ALBORADA - SAYRI ÑAN

1.25.2011

QUENA - A VOZ DA MONTANHA, QUE CHAMA...




Quena é a flauta dos Andes, construída de madeira ou bambú que, antigamente, era feita de osso, argila ou metal. A típica quena dos incas possuía de vinte centímetros de comprimento, feita do osso da pata da lhama. Possuem seis furos em linha reta, na parte da frente.


Conta a lenda que...


Nos tempos antigos as Virgens do Sol utilizavam lã de vicunha para tecer os mantos sagrados e íam, juntas, aos mercados, para escolher os mais bonitos novelos. Em uma dessas visitas, foram acompanhadas pela filha de um grande curaca (1). Andavam por um caminho que se alongava em meio a pequenas colinas até chegar ao seu destino. De repente, do alto, veio o som de uma flauta que só a filha do curaca parecia ouvir. Deteve-se ela e, então, como em um sonho, caminhou, lentamente, até aquele que tocava a flauta misteriosa. Era um pastor de lhamas que, enquanto apascentava os animais, tocava seu instrumento.

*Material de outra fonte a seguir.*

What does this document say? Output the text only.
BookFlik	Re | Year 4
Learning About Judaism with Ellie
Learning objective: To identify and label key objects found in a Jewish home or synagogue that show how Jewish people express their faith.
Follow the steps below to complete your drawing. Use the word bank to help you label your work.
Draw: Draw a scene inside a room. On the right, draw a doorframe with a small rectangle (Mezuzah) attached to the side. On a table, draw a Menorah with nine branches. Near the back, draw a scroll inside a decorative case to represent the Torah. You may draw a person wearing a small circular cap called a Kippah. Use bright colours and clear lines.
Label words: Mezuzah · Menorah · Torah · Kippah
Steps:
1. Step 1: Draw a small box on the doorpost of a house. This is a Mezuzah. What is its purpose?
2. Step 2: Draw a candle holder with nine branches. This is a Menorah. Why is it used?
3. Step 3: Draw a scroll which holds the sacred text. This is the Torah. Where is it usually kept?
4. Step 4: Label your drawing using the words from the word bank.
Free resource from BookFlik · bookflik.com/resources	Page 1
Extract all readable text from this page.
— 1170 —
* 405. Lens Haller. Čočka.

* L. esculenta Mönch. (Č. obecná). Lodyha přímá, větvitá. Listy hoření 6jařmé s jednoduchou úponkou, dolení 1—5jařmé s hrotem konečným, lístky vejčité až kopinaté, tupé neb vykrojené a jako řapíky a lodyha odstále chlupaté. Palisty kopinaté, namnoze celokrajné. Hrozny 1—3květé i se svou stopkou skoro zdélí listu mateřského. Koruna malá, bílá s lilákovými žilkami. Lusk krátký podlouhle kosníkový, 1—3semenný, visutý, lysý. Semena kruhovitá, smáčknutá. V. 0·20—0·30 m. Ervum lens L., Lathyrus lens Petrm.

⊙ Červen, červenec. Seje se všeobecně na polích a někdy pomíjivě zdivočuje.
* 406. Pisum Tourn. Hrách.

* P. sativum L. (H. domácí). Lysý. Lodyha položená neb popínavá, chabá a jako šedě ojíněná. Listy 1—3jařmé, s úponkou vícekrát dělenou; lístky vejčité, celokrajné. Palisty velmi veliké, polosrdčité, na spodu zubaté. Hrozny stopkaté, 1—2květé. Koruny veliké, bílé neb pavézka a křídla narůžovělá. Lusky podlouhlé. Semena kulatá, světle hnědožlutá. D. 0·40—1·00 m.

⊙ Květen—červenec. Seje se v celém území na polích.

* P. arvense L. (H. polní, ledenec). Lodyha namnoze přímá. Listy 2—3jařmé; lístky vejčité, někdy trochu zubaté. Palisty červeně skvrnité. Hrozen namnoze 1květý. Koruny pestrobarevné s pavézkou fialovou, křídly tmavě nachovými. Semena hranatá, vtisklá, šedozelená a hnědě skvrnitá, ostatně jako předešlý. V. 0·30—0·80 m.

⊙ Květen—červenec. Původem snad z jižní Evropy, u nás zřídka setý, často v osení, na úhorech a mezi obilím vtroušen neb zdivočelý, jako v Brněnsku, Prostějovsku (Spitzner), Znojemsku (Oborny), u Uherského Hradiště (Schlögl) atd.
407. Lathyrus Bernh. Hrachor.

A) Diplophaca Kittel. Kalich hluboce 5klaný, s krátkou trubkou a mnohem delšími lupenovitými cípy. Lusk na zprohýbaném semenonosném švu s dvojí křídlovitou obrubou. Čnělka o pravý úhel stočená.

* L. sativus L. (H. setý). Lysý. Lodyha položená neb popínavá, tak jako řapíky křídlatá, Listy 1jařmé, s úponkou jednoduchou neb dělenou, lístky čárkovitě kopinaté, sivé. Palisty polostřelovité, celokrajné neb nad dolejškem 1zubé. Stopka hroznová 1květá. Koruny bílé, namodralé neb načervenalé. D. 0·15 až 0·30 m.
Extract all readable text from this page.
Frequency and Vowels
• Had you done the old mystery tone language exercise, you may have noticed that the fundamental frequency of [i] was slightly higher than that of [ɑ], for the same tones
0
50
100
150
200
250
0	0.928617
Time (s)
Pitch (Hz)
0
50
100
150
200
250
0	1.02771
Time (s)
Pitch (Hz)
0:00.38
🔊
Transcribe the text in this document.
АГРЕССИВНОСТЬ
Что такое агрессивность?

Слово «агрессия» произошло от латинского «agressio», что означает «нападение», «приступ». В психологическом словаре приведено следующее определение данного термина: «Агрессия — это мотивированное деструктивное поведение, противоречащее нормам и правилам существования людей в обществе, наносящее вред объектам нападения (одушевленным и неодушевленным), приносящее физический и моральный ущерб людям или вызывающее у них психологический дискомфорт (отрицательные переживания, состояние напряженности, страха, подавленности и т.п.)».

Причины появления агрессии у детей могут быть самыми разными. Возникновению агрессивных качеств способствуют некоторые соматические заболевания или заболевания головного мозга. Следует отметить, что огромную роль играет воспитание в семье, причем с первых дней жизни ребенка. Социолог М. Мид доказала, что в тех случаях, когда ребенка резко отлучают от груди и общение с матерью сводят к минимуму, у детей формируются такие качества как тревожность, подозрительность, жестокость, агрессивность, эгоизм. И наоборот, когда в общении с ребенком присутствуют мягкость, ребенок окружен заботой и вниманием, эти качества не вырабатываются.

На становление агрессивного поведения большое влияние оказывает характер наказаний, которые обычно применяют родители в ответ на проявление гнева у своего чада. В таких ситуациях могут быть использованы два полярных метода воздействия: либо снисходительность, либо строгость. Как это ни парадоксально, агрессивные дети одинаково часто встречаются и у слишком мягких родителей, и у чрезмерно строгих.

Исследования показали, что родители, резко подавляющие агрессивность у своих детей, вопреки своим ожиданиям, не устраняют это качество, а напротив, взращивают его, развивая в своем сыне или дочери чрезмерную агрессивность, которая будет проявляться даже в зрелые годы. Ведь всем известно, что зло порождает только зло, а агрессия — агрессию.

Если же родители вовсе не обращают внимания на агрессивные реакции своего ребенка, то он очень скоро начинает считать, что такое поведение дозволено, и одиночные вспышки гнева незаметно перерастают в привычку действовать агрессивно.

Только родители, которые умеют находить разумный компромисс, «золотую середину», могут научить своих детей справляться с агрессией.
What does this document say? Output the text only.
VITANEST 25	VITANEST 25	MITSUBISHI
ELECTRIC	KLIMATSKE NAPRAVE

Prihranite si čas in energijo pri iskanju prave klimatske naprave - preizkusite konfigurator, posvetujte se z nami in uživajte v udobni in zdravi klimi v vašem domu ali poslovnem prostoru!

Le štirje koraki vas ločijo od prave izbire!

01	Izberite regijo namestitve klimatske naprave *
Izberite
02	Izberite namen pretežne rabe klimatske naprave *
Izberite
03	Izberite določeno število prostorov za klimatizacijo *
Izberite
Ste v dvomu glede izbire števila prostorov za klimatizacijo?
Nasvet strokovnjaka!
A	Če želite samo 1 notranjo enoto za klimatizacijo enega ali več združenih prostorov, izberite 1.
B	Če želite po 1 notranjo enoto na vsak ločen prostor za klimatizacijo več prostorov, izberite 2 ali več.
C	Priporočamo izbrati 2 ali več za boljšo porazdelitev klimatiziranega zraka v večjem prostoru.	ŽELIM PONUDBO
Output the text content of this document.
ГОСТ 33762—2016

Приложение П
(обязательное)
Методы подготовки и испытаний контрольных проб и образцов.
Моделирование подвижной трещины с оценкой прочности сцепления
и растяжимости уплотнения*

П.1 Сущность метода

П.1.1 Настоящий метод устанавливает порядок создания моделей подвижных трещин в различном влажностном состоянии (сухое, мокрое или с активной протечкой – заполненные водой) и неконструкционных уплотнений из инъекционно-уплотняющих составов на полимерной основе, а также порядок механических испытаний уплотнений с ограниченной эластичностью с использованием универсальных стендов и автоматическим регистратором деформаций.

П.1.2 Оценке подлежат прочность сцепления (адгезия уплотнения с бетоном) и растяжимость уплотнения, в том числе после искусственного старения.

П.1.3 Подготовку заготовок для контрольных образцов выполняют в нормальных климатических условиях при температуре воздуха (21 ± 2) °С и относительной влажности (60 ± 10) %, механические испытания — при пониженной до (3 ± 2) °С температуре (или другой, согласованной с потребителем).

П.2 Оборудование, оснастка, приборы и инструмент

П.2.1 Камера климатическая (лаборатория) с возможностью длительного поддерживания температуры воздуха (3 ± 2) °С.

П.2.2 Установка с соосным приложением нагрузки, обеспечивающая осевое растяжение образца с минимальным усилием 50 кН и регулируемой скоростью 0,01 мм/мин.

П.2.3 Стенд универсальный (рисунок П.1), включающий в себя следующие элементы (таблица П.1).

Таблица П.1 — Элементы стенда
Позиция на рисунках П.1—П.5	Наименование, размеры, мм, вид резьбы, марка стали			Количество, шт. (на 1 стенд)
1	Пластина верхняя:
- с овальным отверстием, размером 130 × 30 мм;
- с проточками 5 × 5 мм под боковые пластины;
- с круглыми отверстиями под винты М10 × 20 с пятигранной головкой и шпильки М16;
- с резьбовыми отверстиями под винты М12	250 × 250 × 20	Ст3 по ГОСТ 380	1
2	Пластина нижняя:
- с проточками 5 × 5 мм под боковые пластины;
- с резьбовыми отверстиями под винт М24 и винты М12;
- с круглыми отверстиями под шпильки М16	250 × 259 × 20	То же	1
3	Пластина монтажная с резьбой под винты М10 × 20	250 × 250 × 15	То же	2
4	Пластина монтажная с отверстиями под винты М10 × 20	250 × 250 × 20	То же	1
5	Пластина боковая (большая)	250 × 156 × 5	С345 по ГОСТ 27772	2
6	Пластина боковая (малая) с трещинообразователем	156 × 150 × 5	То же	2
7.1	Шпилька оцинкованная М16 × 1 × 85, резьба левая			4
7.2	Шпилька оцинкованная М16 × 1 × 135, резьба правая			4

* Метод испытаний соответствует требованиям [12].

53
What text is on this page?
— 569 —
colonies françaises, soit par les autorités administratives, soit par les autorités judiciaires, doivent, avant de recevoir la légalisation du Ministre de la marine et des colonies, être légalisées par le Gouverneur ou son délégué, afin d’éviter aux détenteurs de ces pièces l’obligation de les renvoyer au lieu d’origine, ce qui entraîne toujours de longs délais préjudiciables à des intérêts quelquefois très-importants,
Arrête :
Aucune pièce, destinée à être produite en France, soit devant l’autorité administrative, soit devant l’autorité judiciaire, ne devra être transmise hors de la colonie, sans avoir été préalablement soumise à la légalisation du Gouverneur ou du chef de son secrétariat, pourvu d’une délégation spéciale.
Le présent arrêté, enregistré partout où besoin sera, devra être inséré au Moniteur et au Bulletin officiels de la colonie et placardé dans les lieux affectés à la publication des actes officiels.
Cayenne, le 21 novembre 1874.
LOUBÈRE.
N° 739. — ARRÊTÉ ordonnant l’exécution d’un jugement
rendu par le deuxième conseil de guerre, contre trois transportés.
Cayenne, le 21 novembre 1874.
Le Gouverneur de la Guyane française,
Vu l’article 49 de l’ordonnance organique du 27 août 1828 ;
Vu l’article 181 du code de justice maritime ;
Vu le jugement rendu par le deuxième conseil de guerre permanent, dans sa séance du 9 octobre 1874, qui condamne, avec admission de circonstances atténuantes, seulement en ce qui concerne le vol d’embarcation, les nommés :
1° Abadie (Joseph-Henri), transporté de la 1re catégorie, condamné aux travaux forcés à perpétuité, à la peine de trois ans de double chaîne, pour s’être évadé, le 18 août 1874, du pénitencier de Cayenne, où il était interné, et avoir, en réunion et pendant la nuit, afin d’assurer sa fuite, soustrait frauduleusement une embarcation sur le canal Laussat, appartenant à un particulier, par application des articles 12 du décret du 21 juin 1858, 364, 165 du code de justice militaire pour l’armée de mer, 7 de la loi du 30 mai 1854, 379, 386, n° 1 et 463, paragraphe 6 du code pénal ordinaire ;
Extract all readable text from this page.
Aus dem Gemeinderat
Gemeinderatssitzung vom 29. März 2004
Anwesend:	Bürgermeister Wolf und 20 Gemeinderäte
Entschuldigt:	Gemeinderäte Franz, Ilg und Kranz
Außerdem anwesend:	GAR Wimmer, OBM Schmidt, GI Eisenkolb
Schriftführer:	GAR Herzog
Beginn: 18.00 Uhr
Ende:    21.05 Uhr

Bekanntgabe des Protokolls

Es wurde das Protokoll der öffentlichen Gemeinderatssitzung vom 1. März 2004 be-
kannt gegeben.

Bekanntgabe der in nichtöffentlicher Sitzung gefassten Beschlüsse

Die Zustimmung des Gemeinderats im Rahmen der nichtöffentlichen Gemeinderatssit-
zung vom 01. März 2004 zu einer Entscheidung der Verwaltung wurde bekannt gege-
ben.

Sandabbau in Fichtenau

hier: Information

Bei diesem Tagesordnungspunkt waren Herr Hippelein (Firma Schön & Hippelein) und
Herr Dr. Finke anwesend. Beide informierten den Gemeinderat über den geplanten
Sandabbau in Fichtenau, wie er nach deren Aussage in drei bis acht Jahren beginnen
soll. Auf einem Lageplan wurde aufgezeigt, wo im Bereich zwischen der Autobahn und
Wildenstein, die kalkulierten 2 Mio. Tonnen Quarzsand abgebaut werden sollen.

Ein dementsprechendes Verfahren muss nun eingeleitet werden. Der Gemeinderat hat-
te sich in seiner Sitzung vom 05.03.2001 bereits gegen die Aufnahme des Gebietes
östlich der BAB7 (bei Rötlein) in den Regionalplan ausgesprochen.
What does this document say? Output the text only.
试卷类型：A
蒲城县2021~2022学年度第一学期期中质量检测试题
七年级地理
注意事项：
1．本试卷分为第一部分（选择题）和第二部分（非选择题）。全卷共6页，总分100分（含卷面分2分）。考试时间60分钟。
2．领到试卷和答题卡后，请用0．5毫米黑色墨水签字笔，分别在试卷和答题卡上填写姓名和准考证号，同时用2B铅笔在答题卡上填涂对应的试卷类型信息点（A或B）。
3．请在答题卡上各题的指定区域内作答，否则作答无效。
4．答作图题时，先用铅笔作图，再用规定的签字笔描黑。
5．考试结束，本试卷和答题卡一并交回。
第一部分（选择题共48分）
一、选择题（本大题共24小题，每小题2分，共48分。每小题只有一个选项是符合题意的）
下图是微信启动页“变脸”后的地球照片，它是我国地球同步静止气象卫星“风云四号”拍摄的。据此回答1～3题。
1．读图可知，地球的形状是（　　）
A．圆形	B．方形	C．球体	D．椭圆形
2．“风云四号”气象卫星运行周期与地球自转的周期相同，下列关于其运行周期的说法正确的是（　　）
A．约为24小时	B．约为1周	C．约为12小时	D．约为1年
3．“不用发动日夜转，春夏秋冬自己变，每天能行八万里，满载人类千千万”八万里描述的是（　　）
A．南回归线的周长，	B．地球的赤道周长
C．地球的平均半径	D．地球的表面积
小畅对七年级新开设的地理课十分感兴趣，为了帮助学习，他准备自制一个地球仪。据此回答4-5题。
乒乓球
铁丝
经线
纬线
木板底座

Apaixonaram-se, enquanto em silêncio, se olharam...


No entanto, a diferença social que havia entre os dois era uma barreira a esse amor e, encontravam-se com dificuldade; só se viam quando ele a chamava com sua flauta, tocando a mesma canção que ela escutara a primeira vez.
Uma tarde ela não veio. Em vão, o pastor tocou, muitas vezes, a flauta, chamando-a.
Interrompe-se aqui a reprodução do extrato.